The official investigation — spearheaded by Lieutenant Morgan Janus, as two-faced as her ancient Arthurian and Roman namesakes — has shifted ominously against Eugene, imperiling the Parksons’ attempts to unravel the missing Adam’s fate. What the family unveils suggests a man as enigmatic as the circumstances of his disappearance. He appears to have harbored a cluster of secrets: a possible terminal illness, an adulterous affair, and — particularly crushing to this ostensibly close-knit family — ­a scheme to deal with Eugene’s condition solo.

Some readers, most likely those who prize plot over characterization, may find Mia’s narration troubling, most notably her insistence on studding the story with long, explicatory passages (and even some extensive footnotes). “Based on a timeline I constructed using phone records, weather data, and timed recreations,” she muses, “I’ve calculated how much time we lost by virtue of my erroneous assumption: four hours, give or take five minutes.”

In literary context, Mia’s super-rationality brands her as an heir to Holmes, Marple, and Poirot, though she may strike some readers as over the top, more showy observer than single-minded solver. Arguably, her serial fascinations threaten to deflate the suspense just as it gathers momentum. And she’s clearly her father’s daughter. As she burrows into the case, she cracks Adam’s encoded notebooks and cell phone, which recount his own obsessively analytical “experiments” as he sets out to quantify with ruthless objectivity what constitutes human happiness.

Other readers may view the author’s portrayal of Mia as a triumph of characterization and the creative hallmark that elevates this novel from damn good to truly outstanding.

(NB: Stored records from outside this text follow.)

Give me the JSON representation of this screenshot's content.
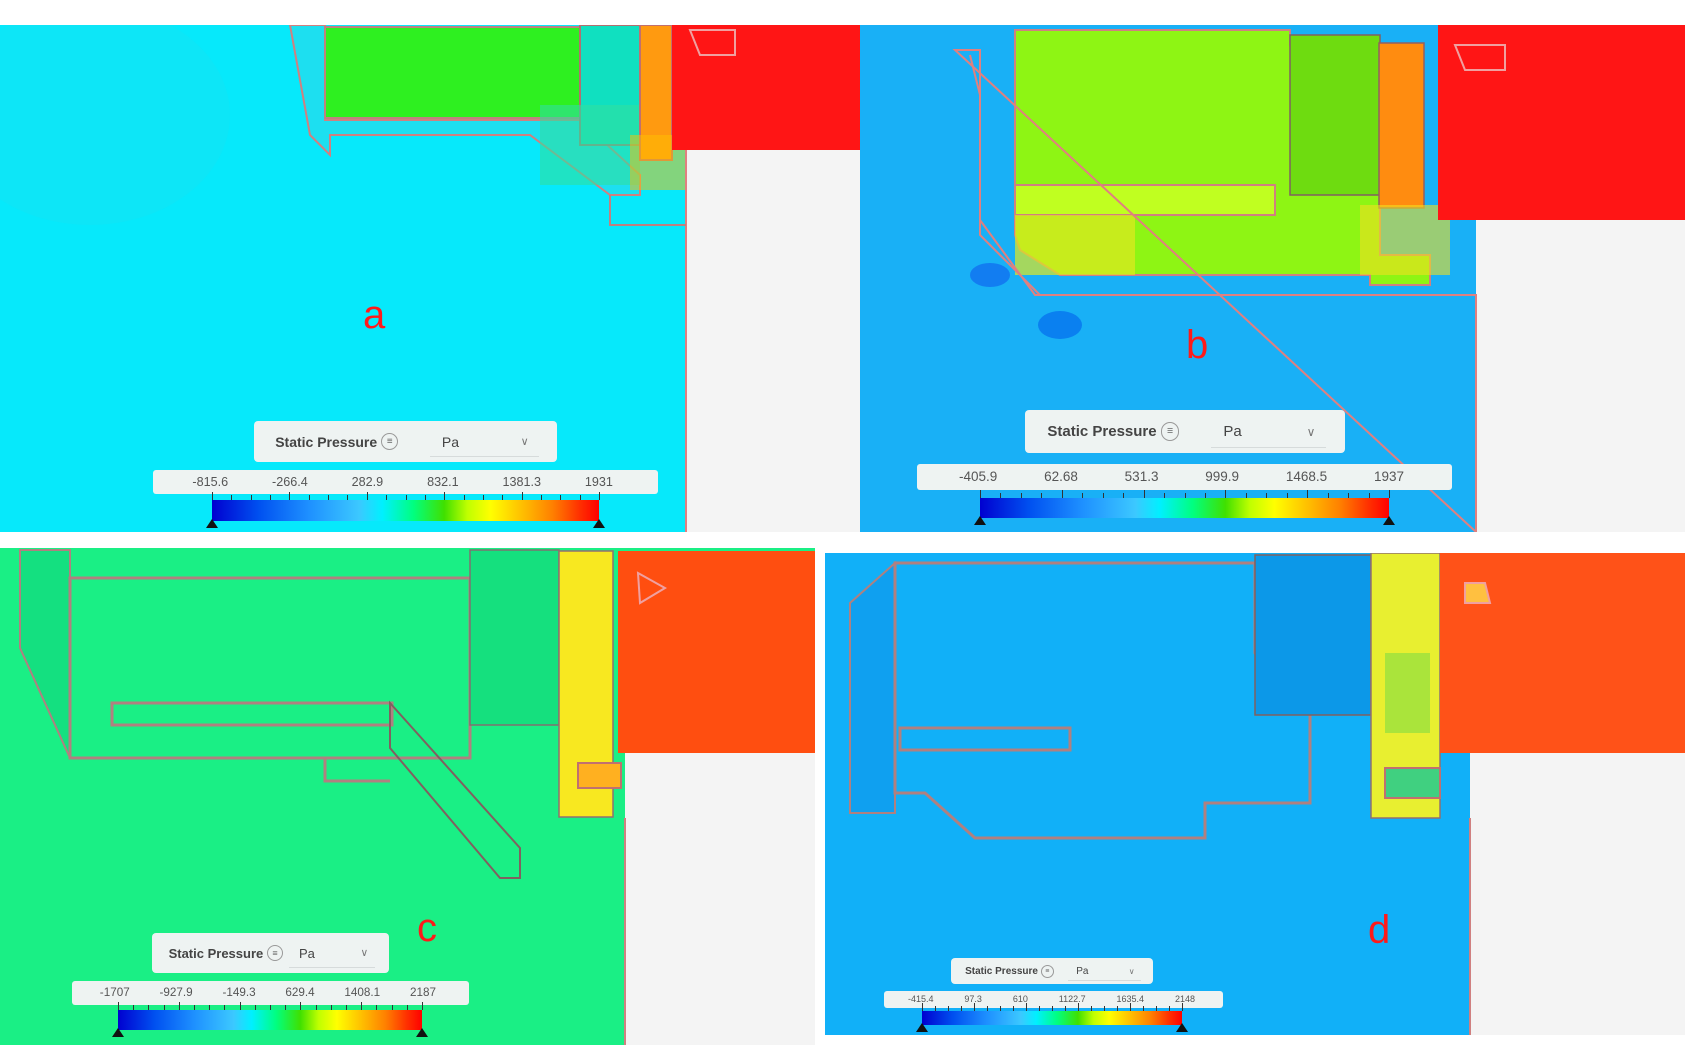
{
  "panels": [
    {
      "label": "a",
      "legend": {
        "quantity": "Static Pressure",
        "unit": "Pa",
        "ticks": [
          "-815.6",
          "-266.4",
          "282.9",
          "832.1",
          "1381.3",
          "1931"
        ]
      }
    },
    {
      "label": "b",
      "legend": {
        "quantity": "Static Pressure",
        "unit": "Pa",
        "ticks": [
          "-405.9",
          "62.68",
          "531.3",
          "999.9",
          "1468.5",
          "1937"
        ]
      }
    },
    {
      "label": "c",
      "legend": {
        "quantity": "Static Pressure",
        "unit": "Pa",
        "ticks": [
          "-1707",
          "-927.9",
          "-149.3",
          "629.4",
          "1408.1",
          "2187"
        ]
      }
    },
    {
      "label": "d",
      "legend": {
        "quantity": "Static Pressure",
        "unit": "Pa",
        "ticks": [
          "-415.4",
          "97.3",
          "610",
          "1122.7",
          "1635.4",
          "2148"
        ]
      }
    }
  ],
  "icons": {
    "menu": "equals-circle-icon",
    "dropdown": "chevron-down-icon"
  },
  "colors": {
    "label": "#ff1a1a",
    "colormap_low": "#0000d0",
    "colormap_high": "#ff0000"
  }
}
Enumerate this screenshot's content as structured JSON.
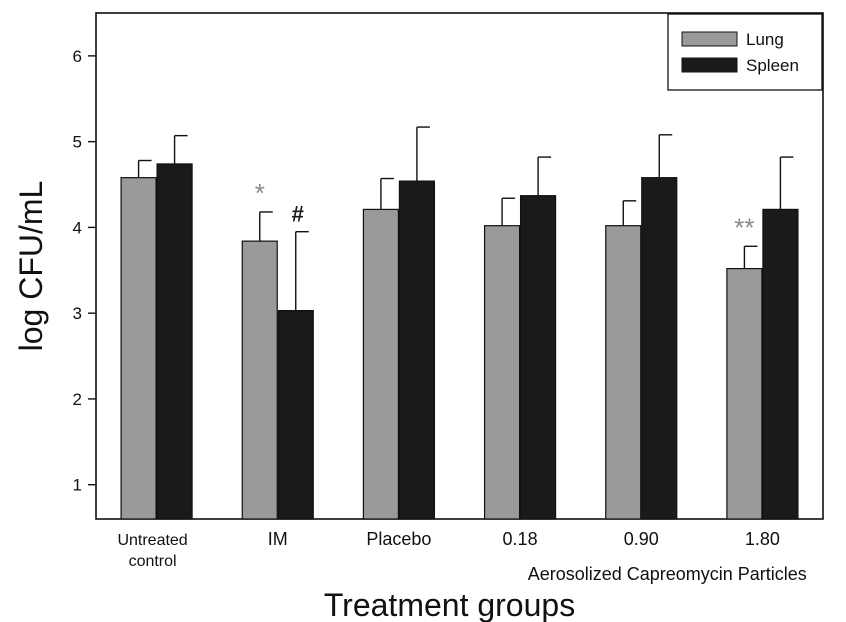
{
  "chart_data": {
    "type": "bar",
    "title": "",
    "xlabel": "Treatment groups",
    "ylabel": "log CFU/mL",
    "ylim": [
      0.6,
      6.5
    ],
    "yticks": [
      1,
      2,
      3,
      4,
      5,
      6
    ],
    "categories": [
      "Untreated\ncontrol",
      "IM",
      "Placebo",
      "0.18",
      "0.90",
      "1.80"
    ],
    "group_label": "Aerosolized Capreomycin Particles",
    "legend_position": "top-right",
    "grid": false,
    "series": [
      {
        "name": "Lung",
        "color": "#9a9a9a",
        "values": [
          4.58,
          3.84,
          4.21,
          4.02,
          4.02,
          3.52
        ],
        "errors": [
          0.2,
          0.34,
          0.36,
          0.32,
          0.29,
          0.26
        ]
      },
      {
        "name": "Spleen",
        "color": "#1a1a1a",
        "values": [
          4.74,
          3.03,
          4.54,
          4.37,
          4.58,
          4.21
        ],
        "errors": [
          0.33,
          0.92,
          0.63,
          0.45,
          0.5,
          0.61
        ]
      }
    ],
    "annotations": [
      {
        "text": "*",
        "category": 1,
        "series": 0,
        "color": "#8a8a8a"
      },
      {
        "text": "#",
        "category": 1,
        "series": 1,
        "color": "#1a1a1a"
      },
      {
        "text": "**",
        "category": 5,
        "series": 0,
        "color": "#8a8a8a"
      }
    ]
  }
}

Though Mia’s explicative labors have pressed on throughout, she ultimately sits on her hands as two brilliant professional women, relatively late on the scene, engineer the climactic resolution to the family’s crisis. In a gripping, Zoom-mediated showdown echoing the courtroom dramas of earlier mystery prototypes, they put most of the troubling questions to rest.

Most of the questions, I note, for the intellectually indefatigable Mia has been chewing the matter over and can’t seem to shake a lingering wisp of doubt. But readers should harbor no doubts about this book’s quality or Angie Kim’s rightful place among the ranks of important American novelists. Happiness Falls settles the matter.

Bob Duffy reviews frequently for the Independent.